Mechanisms of infectious disease
The fiction blog io9.com has a very accessible summary of the mechanisms by which an infectious agent (virus, bacterium, fungus, protozoan) can cause disease once it gets into the human body. Instead of reprinting the article, I will call out a set of bullet points from it, and point everyone to the original article. I urge all BIO230 students to go read this summary, as this covers a lot of the material in our upcoming exam. The author, Joseph Bennington-Castro outlines 4 basic mechanisms which allows a microorganism to cause disease once it is in the human body. Several of these have been discussed in BIO230 lecture:
- Exotoxins. These are proteins that are made by and secreted by many different kinds of microorganisms, which when released by the pathogen directly cause damage to the host. There are many, many different microorganisms that can make exotoxins.

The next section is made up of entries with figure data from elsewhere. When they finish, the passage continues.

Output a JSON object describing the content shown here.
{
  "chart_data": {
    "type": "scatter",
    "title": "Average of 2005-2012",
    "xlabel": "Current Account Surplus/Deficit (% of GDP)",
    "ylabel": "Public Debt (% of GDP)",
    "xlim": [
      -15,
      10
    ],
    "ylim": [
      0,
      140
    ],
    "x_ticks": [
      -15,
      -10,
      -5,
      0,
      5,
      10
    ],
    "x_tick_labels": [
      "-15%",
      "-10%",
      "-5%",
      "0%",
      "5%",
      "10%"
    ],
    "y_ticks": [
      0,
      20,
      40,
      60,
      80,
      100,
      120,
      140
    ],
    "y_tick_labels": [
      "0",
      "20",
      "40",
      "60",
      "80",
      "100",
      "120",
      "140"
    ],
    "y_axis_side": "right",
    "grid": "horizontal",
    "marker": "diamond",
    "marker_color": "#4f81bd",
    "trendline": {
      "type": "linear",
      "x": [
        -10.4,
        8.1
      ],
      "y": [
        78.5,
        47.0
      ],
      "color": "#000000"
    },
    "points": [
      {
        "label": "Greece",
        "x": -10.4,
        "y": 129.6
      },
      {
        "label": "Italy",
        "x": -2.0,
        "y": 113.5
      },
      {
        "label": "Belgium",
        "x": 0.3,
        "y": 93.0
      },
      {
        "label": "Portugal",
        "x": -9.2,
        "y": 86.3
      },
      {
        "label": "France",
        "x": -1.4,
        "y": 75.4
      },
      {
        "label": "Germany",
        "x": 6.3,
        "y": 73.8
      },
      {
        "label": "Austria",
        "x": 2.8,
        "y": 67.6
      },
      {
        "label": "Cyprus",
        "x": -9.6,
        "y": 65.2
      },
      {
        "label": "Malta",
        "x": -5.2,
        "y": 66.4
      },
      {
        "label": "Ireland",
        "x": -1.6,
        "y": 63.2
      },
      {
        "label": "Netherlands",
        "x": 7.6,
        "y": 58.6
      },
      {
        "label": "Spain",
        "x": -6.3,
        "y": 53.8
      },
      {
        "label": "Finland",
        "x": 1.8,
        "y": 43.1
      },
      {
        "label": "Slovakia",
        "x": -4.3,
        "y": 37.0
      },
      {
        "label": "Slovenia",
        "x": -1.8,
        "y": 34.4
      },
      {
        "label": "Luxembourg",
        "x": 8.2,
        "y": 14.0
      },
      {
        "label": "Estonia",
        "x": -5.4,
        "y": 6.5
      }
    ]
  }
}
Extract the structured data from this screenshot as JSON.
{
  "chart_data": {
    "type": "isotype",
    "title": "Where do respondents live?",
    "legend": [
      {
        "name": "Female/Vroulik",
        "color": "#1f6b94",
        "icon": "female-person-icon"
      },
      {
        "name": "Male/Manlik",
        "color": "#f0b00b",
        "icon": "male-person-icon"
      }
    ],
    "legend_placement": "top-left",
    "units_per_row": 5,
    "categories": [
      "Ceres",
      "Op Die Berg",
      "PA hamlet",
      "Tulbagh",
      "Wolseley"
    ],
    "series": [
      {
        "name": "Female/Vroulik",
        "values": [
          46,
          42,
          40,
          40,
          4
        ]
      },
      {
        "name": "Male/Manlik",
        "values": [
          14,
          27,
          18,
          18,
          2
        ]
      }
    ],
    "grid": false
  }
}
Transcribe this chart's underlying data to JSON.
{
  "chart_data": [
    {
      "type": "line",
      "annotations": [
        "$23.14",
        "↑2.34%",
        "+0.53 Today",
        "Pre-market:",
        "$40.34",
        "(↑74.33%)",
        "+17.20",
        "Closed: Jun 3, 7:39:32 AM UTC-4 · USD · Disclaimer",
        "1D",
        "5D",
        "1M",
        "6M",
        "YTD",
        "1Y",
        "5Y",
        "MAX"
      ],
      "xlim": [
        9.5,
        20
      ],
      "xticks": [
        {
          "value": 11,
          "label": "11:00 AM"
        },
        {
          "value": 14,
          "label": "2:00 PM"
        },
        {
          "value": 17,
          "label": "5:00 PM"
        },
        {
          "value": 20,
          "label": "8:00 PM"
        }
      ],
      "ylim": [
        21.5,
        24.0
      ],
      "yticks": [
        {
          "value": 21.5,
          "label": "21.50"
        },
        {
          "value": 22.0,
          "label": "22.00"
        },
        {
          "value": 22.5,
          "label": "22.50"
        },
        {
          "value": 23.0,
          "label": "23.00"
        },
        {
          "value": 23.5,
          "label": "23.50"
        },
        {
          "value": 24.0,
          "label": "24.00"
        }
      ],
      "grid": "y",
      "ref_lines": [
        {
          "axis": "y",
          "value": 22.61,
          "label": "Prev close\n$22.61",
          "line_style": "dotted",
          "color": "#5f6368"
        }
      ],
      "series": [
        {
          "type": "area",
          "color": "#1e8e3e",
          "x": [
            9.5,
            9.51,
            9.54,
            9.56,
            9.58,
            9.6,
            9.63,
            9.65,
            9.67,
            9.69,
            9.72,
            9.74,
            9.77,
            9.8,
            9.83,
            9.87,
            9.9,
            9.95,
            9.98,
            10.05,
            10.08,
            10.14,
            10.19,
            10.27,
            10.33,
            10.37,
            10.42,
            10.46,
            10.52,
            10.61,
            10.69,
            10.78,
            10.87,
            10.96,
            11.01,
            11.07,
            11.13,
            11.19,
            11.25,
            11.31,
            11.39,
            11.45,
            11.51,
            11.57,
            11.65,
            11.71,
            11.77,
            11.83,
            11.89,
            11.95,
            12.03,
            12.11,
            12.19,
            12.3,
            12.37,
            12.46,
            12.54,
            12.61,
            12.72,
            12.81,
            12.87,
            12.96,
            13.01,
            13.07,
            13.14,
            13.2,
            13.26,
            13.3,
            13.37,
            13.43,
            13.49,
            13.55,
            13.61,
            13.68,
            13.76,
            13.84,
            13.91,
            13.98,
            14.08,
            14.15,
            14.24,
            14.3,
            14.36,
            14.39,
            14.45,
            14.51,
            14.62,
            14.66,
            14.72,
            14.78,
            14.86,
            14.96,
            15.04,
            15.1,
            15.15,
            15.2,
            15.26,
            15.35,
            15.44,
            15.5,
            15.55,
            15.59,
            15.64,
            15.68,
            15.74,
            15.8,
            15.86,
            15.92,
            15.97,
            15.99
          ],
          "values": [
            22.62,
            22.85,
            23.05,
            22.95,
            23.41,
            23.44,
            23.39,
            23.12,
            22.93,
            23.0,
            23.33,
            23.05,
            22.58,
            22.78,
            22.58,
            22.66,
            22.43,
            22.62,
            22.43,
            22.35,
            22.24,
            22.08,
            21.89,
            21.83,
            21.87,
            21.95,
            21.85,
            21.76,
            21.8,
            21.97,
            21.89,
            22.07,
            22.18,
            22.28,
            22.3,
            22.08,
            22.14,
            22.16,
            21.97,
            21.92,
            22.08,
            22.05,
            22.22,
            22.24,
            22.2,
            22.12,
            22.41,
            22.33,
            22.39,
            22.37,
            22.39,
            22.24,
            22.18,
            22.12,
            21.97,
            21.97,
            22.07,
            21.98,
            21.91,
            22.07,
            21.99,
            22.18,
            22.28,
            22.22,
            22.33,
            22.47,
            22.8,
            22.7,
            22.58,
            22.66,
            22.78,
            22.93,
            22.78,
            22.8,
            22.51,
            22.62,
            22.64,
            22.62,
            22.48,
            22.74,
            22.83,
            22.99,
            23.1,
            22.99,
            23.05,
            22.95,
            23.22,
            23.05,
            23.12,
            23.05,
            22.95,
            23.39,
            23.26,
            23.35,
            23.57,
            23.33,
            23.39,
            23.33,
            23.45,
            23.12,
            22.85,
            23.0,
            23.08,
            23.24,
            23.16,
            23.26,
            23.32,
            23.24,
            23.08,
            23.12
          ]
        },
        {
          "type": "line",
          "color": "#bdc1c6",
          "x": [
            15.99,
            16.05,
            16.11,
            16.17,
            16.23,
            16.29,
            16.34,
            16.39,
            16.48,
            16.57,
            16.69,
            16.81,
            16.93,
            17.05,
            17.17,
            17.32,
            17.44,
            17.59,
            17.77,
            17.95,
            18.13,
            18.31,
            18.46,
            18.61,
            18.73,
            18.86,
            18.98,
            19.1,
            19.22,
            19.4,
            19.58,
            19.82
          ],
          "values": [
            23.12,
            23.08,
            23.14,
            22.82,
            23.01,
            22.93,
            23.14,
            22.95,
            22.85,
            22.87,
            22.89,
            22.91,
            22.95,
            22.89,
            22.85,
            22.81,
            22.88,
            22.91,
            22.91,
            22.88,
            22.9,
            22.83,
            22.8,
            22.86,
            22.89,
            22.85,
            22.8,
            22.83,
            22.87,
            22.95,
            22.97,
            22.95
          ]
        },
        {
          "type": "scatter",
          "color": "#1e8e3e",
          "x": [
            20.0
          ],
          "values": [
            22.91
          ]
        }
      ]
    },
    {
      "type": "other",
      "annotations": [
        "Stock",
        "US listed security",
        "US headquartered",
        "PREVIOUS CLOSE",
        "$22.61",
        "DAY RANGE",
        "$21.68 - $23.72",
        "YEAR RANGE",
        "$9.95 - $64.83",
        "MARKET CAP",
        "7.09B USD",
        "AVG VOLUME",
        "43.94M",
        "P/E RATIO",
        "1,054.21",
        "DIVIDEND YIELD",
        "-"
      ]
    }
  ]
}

- Endotoxins. These are lipid components of the Gram negative outer membrane, which when released into the blood stream (either by the bacterium being killed by phagocytosis, or by an antibiotic) cause a variety of disease conditions throughout the body. These symptoms include fever, inflammation, shock, and disseminated intravascular coagulation.
- Immune response. The presence of some pathogens can trigger an inappropriate immune response that itself can cause damage to the human body. Rhinoviruses for instance trigger localized inflammation in the upper respiratory tract during infection, with very little cellular damage. Symptoms of disease are therefore caused by the immune response.
- Tissue burden. The picture to the right is a Giardia lamblia cell, a protozoan parasite of the mammalian intestine. In an acute Giardia infection, the walls of the intestine are coated by the organism as it attaches using the suction cup seen in the picture. Since the intestine is coated with these cells, nutrient adsorption by the host is significantly impaired, resulting in diarrhea.